Un pigeon sur une péniche
Le cinéma de Bruno Podalydès est un cinéma qui aime à musarder. Verbe intransitif qui se définit de la sorte : Passer son temps à rêvasser, flâner en s’attardant à des riens. Et c’est bien ce qui caractérise cette petite vadrouille dont on connaît avec précision, le rythme auquel elle avance. Exactement 9 km/heure, la vitesse maximale autorisée sur les canaux français. On n’a pas vérifié l’info mais on se plaît à croire sur parole le capitaine Jocelyn, tout blanc et tout plein de lui-même à la barre de La Pénichette.

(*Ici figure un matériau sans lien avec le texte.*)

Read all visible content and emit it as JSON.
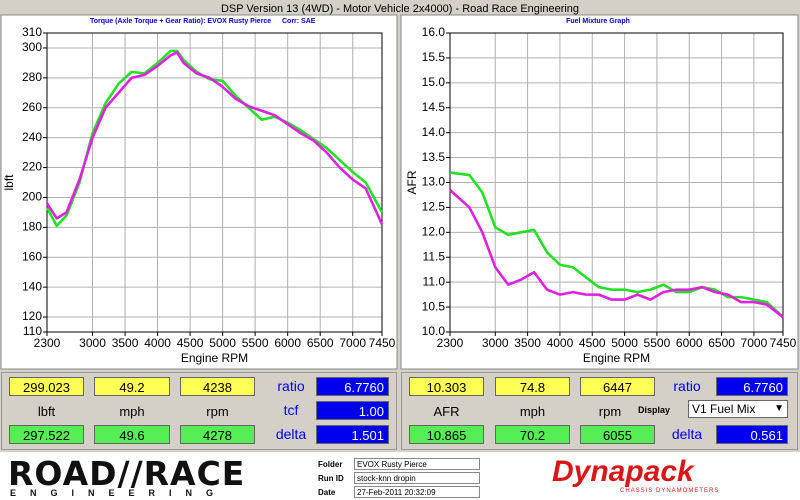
{
  "window": {
    "title": "DSP Version 13 (4WD) - Motor Vehicle 2x4000) - Road Race Engineering"
  },
  "chart_data": [
    {
      "type": "line",
      "subtitle": "Torque (Axle Torque + Gear Ratio): EVOX Rusty Pierce",
      "annotation": "Corr: SAE",
      "x_label": "Engine RPM",
      "y_label": "lbft",
      "x": [
        2300,
        2450,
        2600,
        2800,
        3000,
        3200,
        3400,
        3600,
        3800,
        4000,
        4200,
        4300,
        4400,
        4600,
        4800,
        5000,
        5200,
        5400,
        5600,
        5800,
        6000,
        6200,
        6400,
        6600,
        6800,
        7000,
        7200,
        7450
      ],
      "series": [
        {
          "color": "#22e022",
          "values": [
            193,
            181,
            188,
            210,
            243,
            263,
            276,
            284,
            283,
            290,
            298,
            298,
            292,
            284,
            279,
            278,
            268,
            260,
            252,
            254,
            250,
            245,
            239,
            233,
            225,
            217,
            210,
            190
          ]
        },
        {
          "color": "#e020e0",
          "values": [
            196,
            186,
            190,
            212,
            240,
            260,
            270,
            280,
            282,
            288,
            295,
            297,
            290,
            283,
            280,
            274,
            266,
            261,
            258,
            255,
            249,
            243,
            238,
            230,
            220,
            212,
            206,
            182
          ]
        }
      ],
      "xlim": [
        2300,
        7450
      ],
      "xticks": [
        2300,
        3000,
        3500,
        4000,
        4500,
        5000,
        5500,
        6000,
        6500,
        7000,
        7450
      ],
      "ylim": [
        110,
        310
      ],
      "yticks": [
        110,
        120,
        140,
        160,
        180,
        200,
        220,
        240,
        260,
        280,
        300,
        310
      ],
      "grid": true
    },
    {
      "type": "line",
      "subtitle": "Fuel Mixture Graph",
      "x_label": "Engine RPM",
      "y_label": "AFR",
      "x": [
        2300,
        2600,
        2800,
        3000,
        3200,
        3400,
        3600,
        3800,
        4000,
        4200,
        4400,
        4600,
        4800,
        5000,
        5200,
        5400,
        5600,
        5800,
        6000,
        6200,
        6400,
        6600,
        6800,
        7000,
        7200,
        7450
      ],
      "series": [
        {
          "color": "#22e022",
          "values": [
            13.2,
            13.15,
            12.8,
            12.1,
            11.95,
            12.0,
            12.05,
            11.6,
            11.35,
            11.3,
            11.1,
            10.9,
            10.85,
            10.85,
            10.8,
            10.85,
            10.95,
            10.8,
            10.8,
            10.9,
            10.85,
            10.7,
            10.7,
            10.65,
            10.6,
            10.3
          ]
        },
        {
          "color": "#e020e0",
          "values": [
            12.85,
            12.5,
            12.0,
            11.3,
            10.95,
            11.05,
            11.2,
            10.85,
            10.75,
            10.8,
            10.75,
            10.75,
            10.65,
            10.65,
            10.75,
            10.65,
            10.8,
            10.85,
            10.85,
            10.9,
            10.8,
            10.75,
            10.6,
            10.6,
            10.55,
            10.3
          ]
        }
      ],
      "xlim": [
        2300,
        7450
      ],
      "xticks": [
        2300,
        3000,
        3500,
        4000,
        4500,
        5000,
        5500,
        6000,
        6500,
        7000,
        7450
      ],
      "ylim": [
        10.0,
        16.0
      ],
      "yticks": [
        {
          "value": 10.0,
          "label": "10.0"
        },
        {
          "value": 10.5,
          "label": "10.5"
        },
        {
          "value": 11.0,
          "label": "11.0"
        },
        {
          "value": 11.5,
          "label": "11.5"
        },
        {
          "value": 12.0,
          "label": "12.0"
        },
        {
          "value": 12.5,
          "label": "12.5"
        },
        {
          "value": 13.0,
          "label": "13.0"
        },
        {
          "value": 13.5,
          "label": "13.5"
        },
        {
          "value": 14.0,
          "label": "14.0"
        },
        {
          "value": 14.5,
          "label": "14.5"
        },
        {
          "value": 15.0,
          "label": "15.0"
        },
        {
          "value": 15.5,
          "label": "15.5"
        },
        {
          "value": 16.0,
          "label": "16.0"
        }
      ],
      "grid": true
    }
  ],
  "readouts": {
    "left": {
      "top": [
        "299.023",
        "49.2",
        "4238"
      ],
      "units": [
        "lbft",
        "mph",
        "rpm"
      ],
      "bottom": [
        "297.522",
        "49.6",
        "4278"
      ],
      "side_labels": [
        "ratio",
        "tcf",
        "delta"
      ],
      "side_values": [
        "6.7760",
        "1.00",
        "1.501"
      ]
    },
    "right": {
      "top": [
        "10.303",
        "74.8",
        "6447"
      ],
      "units": [
        "AFR",
        "mph",
        "rpm"
      ],
      "bottom": [
        "10.865",
        "70.2",
        "6055"
      ],
      "side_labels": [
        "ratio",
        "delta"
      ],
      "side_values": [
        "6.7760",
        "0.561"
      ],
      "display_label": "Display",
      "display_value": "V1 Fuel Mix"
    }
  },
  "footer": {
    "logo": "ROAD//RACE",
    "logo_sub": "ENGINEERING",
    "fields": [
      {
        "label": "Folder",
        "value": "EVOX Rusty Pierce"
      },
      {
        "label": "Run ID",
        "value": "stock-knn dropin"
      },
      {
        "label": "Date",
        "value": "27-Feb-2011 20:32:09"
      }
    ],
    "brand": "Dynapack",
    "brand_sub": "CHASSIS DYNAMOMETERS"
  }
}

Il est beaucoup question d’argent dans les premières séquences du quinzième film de l’aîné de la fratrie Podalydès. Parce que d’un côté, nous avons un gros investisseur et patron assez content de lui qui peut mettre quatorze mille euros dans un week-end insolite en amoureux et, de l’autre, une troupe de solides pieds-nickelés qui se disent, avec un bel enthousiasme, qu’il y a sûrement une bonne marge à se faire pour remettre à flot leurs comptes bien défaillants.
Lorsque Franck, le patron, confie une épaisse enveloppe à Justine, sa collaboratrice avec mission d’organiser le fameux week-end, la jeune femme, Albin, son mari et leurs amis vont organiser une fausse croisière romantique. Mais tout se gâte lorsque la « proie » de Franck n’est pas celle que l’on croit. Mais, pour Albin et Justine, impossible de faire machine arrière. Ils n’ont pas dit toute la vérité à leur bande d’amis sur la manière de se partager le potentiel pactole…
Ce sont de petites croisières fluviales en famille à bord d’une péniche qui ont donné, voilà longtemps déjà, à Bruno Podalydès, l’idée de son film : « J’ai adoré ce mode de vacances. Petit à petit, j’ai découvert une multitude de canaux – il est extrêmement facile de circuler en bateau du sud de la France jusqu’en Allemagne, et même au-delà, tant le réseau de ces canaux est riche. Mais il faut un rapport au temps apaisé pour ce genre de voyage. Je rêvais d’une histoire qui puisse se dérouler dans ce rythme et ce cadre… »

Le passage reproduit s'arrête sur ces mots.